On his second turn, Van Lunen widened onlookers' eyeballs with a second Virulent Sliver, sending the first one in for 1 damage and 2 poison counters. But taking the bad with the good, Van Lunen had no second land and Lachmann had no turn-two play.
On turn three, Taru completed the Plains-Forest-Swamp he would need, and summoned infantryman Thallid Germinator. Kaneko conferred with his teammate, very concerned about the double Virulent opening, and played the 1/2 Merfolk Thaumaturgist-a second creature that could block the Virulent Slivers.
On his turn three, Van Lunen found his second Forest and curved into a Spinneret Sliver. The Japanese were tapped out, but they controlled two bigger-than-1/1 blockers. It would be hard for the Sliver players to kill both blockers with removal spells in time to send the Virulent Slivers through. But because this is Two-Headed Giant, Van Lunen's teammate produced the answer: a totally savage Shadow Sliver. A devastating play, the newcomer sent both Virulent Slivers into the shadow world, then into the red zone for 2 damage and 4 poison counters, making the score 30 - 27 (+6 poison.)

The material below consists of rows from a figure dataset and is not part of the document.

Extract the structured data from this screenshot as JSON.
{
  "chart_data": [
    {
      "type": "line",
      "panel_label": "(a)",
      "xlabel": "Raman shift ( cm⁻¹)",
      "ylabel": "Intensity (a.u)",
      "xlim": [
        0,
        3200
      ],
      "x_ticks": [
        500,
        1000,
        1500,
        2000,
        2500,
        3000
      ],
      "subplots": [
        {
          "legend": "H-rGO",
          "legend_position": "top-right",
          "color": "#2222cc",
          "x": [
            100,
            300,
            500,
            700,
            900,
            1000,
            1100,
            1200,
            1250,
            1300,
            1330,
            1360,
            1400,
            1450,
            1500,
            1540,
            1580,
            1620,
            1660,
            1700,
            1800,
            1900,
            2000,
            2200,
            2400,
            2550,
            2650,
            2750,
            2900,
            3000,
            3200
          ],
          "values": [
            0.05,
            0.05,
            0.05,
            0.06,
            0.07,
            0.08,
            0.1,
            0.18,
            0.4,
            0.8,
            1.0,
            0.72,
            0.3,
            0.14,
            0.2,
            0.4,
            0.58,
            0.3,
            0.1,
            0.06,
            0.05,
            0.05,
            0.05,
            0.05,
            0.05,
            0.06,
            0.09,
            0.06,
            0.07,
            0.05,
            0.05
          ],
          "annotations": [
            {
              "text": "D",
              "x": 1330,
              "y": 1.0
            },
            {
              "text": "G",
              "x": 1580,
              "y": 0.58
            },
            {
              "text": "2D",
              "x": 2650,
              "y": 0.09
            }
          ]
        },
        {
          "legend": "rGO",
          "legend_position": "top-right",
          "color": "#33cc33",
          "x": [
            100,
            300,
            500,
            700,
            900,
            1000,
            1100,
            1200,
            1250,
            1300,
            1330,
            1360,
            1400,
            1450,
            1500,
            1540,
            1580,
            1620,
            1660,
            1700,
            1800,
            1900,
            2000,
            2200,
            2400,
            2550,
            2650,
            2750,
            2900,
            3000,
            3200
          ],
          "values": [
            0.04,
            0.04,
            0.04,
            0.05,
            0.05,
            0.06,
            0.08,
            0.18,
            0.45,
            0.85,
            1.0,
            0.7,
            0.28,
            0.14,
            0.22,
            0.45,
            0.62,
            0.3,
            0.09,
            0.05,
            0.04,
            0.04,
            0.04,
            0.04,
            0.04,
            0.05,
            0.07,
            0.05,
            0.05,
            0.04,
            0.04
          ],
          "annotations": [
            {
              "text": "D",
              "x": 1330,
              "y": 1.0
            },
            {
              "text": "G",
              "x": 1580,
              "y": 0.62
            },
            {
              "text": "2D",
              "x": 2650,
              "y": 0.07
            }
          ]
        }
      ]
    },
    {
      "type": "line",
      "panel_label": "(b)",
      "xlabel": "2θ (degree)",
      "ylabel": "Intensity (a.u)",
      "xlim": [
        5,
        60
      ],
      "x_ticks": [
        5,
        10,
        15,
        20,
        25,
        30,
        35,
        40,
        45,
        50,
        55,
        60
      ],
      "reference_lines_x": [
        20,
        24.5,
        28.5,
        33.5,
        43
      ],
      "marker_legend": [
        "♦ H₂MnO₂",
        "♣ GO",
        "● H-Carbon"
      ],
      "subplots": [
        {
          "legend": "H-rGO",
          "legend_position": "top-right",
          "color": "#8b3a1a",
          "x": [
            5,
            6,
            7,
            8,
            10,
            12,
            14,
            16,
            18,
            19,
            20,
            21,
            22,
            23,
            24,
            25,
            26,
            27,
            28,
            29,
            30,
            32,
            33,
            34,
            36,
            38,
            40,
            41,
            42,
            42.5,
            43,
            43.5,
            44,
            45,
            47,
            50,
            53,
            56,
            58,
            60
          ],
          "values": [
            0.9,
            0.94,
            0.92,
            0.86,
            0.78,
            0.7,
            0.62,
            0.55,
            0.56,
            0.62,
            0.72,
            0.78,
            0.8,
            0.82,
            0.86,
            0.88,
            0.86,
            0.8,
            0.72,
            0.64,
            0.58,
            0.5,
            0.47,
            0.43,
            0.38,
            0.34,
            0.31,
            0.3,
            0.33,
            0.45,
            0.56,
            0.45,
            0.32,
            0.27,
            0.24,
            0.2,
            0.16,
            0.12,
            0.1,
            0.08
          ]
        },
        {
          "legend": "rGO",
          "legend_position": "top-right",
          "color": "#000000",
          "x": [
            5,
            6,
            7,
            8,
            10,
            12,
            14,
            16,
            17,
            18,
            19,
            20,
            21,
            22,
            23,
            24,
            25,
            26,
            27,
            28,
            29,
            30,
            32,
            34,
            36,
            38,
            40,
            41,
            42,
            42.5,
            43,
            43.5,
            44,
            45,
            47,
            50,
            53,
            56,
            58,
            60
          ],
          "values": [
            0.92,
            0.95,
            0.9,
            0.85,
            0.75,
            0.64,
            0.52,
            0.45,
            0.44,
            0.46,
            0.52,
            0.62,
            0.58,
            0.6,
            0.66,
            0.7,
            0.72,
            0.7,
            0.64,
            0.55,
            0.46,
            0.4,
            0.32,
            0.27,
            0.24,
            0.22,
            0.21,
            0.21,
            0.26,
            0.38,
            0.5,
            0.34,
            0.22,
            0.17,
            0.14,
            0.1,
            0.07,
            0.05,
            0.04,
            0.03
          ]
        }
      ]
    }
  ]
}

On turn four, Genki Taru made a Pallid Mycoderm while Kaneko stayed untapped with . Since Kaneko hadn't killed the Shadow Sliver right away, the Japanese were clearly relying on him to come through with a combat-phase removal spell on Shadow Sliver, bringing the Virulent slivers back into the real world and into the Thallids' waiting pseudopods. Was this the time for Vedalken Aethermage?
On the Americans' fourth turn, Van Lunen played an unbelievable third Virulent Sliver, now looking at every Virulent Sliver from his deck. The duo sent in the first Virulent Sliver, the second Virulent Sliver, Spinneret Sliver, and Shadow Sliver. Kaneko needed an instant to stay alive.
He had it, producing an Ovinize on Shadow Sliver to remove all its abilities and taking Shadow away from every other sliver. Lachmann grinned and responded with Momentary Blink! Blinking the Shadow Sliver fizzled the Ovinize and brought Shadow Sliver immediately back, keeping all the other attacking slivers safely in the shadows. Those attackers dealt a measly 4 damage and a whopping 9 poison counters, defeating Taru and Kaneko, 30 - 23 (+15 Poison)Chris Lachmann and Jacob Van Lunen defeated Masami Kaneko and Genki Taru so quickly that by the time coverage photographer Craig Gibson arrived on his usual rounds, the action was already over.
Chris Lachmann and Jacob Van Lunen advance to the finals, defeating Masami Kaneko and Genki Taru.